How to Choose the Correct Pattern Size

One of the first questions I address with new dressmaking students is: “How do I choose the correct pattern size?” It’s one of the biggest stumbling blocks for beginners, and for good reason – commercial paper patterns are not sized like ready‑made high‑street clothing. You can’t simply walk into a fabric shop and buy a pattern in your usual dress size. To make things even more confusing, sizing also varies between pattern companies.

The good news is that once you understand how pattern sizing works, choosing the right size becomes straightforward.

If you’re still building confidence with your sewing machine, my Beginners Classes are a great foundation before moving on to pattern fitting. Once you’re comfortable with seams, hems, zips and buttonholes, you’ll find it much easier to tackle pattern adjustments — which I cover in detail in my Dressmaking Courses.

Start by Taking Accurate Body Measurements

Before you buy a pattern, measure yourself (or ask a friend to help) and take those measurements with you to the shop. On the back of every pattern envelope, you’ll find a size chart listing bust, waist, and hip measurements. Most patterns include multiple sizes in one envelope, so you simply choose the size closest to your own measurements.

Getting the right pattern size is only the first step. The real magic happens when you know how to adjust the pattern to fit your body properly. A little professional guidance can save you hours of frustration, which is why I cover these fitting techniques in my Dressmaking Courses. With the right tuition, you’ll learn how to tweak bust, waist, hip and shoulder areas so your garments look and feel beautifully made.

An Example: My Own Measurements

My measurements are:

  • Bust: 98 cm
  • Waist: 84 cm
  • Hip: 102 cm

According to the pattern chart, the closest match is a size 16. Even though the bust measurement on the pattern is 97 cm, I have a small frame. If I chose the next size up, the garment would be too big across the back, shoulders, and neckline — which would require more complicated alterations. It’s much easier to make a small adjustment at the bust than to take in the entire upper body.

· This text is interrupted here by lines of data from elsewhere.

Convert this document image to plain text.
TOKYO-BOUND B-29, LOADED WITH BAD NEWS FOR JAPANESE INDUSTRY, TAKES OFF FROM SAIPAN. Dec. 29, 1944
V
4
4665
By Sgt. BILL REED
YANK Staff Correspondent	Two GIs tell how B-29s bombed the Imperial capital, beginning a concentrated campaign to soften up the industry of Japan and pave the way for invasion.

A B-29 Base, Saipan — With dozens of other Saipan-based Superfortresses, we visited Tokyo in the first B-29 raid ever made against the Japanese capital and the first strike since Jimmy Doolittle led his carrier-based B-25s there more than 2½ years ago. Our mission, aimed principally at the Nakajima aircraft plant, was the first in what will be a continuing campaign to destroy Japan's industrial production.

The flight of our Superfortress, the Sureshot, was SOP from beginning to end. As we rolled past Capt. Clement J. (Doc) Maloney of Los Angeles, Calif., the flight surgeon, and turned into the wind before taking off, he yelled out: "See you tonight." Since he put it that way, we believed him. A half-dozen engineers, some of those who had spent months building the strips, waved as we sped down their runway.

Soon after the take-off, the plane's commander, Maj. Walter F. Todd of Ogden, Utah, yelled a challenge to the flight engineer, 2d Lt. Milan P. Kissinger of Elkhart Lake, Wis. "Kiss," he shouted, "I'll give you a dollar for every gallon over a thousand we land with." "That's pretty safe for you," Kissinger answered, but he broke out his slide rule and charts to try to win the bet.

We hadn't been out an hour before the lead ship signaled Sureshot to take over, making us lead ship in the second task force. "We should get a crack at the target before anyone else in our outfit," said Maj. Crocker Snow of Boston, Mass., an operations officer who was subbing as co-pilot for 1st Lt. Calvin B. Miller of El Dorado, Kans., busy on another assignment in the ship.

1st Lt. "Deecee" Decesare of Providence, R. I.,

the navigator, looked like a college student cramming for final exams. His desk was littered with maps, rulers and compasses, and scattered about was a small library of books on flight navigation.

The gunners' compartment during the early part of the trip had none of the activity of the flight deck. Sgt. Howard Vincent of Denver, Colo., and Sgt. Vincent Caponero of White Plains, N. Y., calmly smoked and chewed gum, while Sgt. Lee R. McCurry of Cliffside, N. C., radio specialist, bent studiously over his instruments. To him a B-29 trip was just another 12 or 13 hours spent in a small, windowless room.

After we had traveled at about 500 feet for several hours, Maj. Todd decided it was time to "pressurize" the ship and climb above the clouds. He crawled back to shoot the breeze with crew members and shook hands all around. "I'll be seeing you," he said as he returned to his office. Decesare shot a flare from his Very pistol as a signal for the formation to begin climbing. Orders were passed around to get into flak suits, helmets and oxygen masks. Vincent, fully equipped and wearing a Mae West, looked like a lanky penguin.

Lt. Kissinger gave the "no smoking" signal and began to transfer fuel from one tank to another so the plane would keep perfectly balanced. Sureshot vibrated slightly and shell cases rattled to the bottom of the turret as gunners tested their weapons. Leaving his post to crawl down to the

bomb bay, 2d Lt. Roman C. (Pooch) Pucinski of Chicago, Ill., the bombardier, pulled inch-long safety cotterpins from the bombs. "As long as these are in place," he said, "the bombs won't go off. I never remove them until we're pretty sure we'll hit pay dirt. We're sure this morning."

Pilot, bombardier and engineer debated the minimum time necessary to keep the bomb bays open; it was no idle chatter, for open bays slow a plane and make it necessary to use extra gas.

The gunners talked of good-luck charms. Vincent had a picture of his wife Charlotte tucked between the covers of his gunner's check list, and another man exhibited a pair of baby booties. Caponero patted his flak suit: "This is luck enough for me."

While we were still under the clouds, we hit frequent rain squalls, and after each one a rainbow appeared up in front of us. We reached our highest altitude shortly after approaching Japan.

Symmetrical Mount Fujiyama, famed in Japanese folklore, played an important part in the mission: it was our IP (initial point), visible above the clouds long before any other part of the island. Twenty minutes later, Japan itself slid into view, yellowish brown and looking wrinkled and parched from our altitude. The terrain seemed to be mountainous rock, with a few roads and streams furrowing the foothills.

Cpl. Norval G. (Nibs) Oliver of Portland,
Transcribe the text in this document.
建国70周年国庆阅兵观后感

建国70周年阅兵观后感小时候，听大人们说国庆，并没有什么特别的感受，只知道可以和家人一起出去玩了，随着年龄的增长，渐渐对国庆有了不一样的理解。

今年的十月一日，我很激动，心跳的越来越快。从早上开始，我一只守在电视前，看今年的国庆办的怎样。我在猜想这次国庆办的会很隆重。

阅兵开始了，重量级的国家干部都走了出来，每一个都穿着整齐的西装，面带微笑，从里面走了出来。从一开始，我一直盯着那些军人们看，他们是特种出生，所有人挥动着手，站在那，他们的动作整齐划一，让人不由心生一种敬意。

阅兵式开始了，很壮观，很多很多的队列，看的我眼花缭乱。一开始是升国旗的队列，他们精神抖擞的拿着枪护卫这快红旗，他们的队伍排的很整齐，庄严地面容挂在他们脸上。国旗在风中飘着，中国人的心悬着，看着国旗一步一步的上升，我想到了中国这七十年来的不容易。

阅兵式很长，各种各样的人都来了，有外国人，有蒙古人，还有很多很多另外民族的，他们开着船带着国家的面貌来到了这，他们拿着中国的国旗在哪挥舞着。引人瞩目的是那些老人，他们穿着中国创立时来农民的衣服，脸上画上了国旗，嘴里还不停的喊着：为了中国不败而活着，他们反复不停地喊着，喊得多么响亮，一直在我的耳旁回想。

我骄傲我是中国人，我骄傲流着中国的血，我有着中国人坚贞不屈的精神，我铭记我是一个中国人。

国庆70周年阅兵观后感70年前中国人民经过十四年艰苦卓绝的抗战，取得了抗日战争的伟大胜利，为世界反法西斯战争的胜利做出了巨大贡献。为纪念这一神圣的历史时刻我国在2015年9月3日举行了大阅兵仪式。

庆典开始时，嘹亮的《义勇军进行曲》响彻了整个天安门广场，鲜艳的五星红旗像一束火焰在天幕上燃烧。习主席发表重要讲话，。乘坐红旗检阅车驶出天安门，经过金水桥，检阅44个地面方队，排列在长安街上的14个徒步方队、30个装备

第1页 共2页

The waist may also need tweaking, but the hip measurement is the priority for a good overall fit. So although I normally buy a size 12 in ready‑made clothing, I’ll cut a size 16 pattern. I then pin‑fit the pattern and note any areas that need adjusting.

Don’t Worry if You Need to Go Up Several Sizes

It’s completely normal to go up two, three, or even four sizes from your high‑street size. As long as your measurements are accurate, the pattern will fit your body far better than shop‑bought clothing ever could.

Some pattern envelopes also list the finished garment measurements, which can be incredibly helpful. If they’re not on the envelope, check the instruction sheet or even the tissue pieces themselves. You can compare these finished measurements with a similar garment you already own to double‑check the fit.

And Remember — They’re Only Numbers

Pattern sizes are just a system of measurements, not a reflection of you. Choosing the size that fits your body will always give you a more flattering, comfortable, and professional‑looking garment than sticking to a number that matches your high‑street size.